A broom hovered in the air a few feet above my driveway. The handle was a tree branch, the knobby texture worn smooth from decades of use. One end had a bundle of smaller twigs tied together with hemp twine, but they bristled and stuck out at odd angles. Perched on the front was a bearded dragon, blinking slowly.

I took a deep breath and let it out slowly. Getting upset would only waste precious time.

The door swung open behind me, making me jump forward so it wouldn’t hit me in the back. “Oh, good, you’re ready,” Mama Rosa said, stepping around me with a smile. A short, chubby woman with dark, messy hair, she looked like any middle-aged human mother except for the smell of magical herbs that clung to her.

She draped a cape over her shoulders with a dramatic flourish and walked down to the waiting broom. “I have some time if you want me to drop you off at your school.”

I looked around uncomfortably, noticing that my other mom’s car was already gone. “I—I thought Mama Ashleigh was driving me today.” Since she worked at the same high school as a counselor, it was easy for us to carpool.

Mama Rosa pointed at the empty parking spot like I hadn’t seen it. “Sorry, sweetie, she was called in early for a meeting. But I’m ready to take you now.”

I swallowed hard. “Um, what about your car? So I could get in a little driving practice?” I preferred to practice driving with Mama Ashleigh, because she was better at staying calm, but I needed to log more hours behind the wheel.

Mama Rosa glanced at her watch. “I’m not sure that I’d have time to drive you to your school and still make it to my first class on time. You know how much faster it is to fly, Bridget.”
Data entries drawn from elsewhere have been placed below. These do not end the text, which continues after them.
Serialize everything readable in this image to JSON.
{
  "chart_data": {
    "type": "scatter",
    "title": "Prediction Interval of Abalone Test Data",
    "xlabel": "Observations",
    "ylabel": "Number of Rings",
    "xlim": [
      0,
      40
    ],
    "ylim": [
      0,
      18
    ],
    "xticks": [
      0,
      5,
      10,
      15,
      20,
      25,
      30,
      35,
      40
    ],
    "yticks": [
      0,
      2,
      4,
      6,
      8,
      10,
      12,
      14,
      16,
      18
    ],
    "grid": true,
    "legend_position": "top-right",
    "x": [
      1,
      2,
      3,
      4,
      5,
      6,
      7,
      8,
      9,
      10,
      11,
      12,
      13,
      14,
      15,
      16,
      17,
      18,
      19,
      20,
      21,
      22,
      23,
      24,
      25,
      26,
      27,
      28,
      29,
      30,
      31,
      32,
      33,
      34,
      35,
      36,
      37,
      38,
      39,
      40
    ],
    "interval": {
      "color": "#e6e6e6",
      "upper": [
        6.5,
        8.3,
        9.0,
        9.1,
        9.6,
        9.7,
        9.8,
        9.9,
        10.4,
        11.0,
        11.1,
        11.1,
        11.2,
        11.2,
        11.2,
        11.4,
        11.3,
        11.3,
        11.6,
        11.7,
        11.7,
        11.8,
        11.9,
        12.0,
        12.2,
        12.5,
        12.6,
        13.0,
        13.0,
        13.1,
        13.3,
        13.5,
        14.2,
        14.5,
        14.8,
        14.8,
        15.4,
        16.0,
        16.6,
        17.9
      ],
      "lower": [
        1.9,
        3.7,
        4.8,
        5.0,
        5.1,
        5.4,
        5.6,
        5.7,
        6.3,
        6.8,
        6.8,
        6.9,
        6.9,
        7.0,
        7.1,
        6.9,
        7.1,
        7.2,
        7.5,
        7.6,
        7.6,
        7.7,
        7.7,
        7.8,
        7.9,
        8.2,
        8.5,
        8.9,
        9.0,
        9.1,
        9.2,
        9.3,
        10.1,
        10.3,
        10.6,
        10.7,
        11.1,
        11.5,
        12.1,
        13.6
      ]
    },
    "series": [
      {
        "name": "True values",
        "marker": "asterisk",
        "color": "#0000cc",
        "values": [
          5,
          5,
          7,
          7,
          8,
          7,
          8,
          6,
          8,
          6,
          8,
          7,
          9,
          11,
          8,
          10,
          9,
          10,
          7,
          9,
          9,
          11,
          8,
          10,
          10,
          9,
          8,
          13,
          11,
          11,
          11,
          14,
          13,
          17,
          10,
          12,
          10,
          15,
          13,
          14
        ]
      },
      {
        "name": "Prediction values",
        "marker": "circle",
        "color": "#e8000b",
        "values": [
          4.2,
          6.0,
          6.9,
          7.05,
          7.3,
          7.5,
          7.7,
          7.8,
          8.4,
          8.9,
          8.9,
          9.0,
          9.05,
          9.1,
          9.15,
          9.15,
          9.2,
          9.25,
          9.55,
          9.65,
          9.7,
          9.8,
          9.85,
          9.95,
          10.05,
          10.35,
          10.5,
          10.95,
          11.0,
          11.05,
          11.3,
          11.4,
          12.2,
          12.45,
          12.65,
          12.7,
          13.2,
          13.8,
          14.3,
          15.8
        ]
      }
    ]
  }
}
That was my last excuse to ask nicely. Everything after this point would turn into a fight, especially since she’d called me Bridget. I was tired of reminding her that I was going by Brie now. To defuse the situation, I turned and started walking toward the road. “I’ll just catch the bus.”

Mama Rosa hopped onto the broom and glided beside me. Her bearded dragon familiar, Kitten, climbed up her cape onto her shoulder. “What’s wrong with me flying you there?” she asked, her tone growing more annoyed. “You need flight practice just as much as you do driving. It’s faster, safer, and we could probably grab coffee on the way if you would just stop arguing and—”

“I said I’ll take the bus!” I snapped, whirling around to glare at her. With my arms folded over my chest, I knew that I looked and sounded like a whiny child, but that was how she made me react. “Just let me go, and then you won’t have to worry about being late at all.”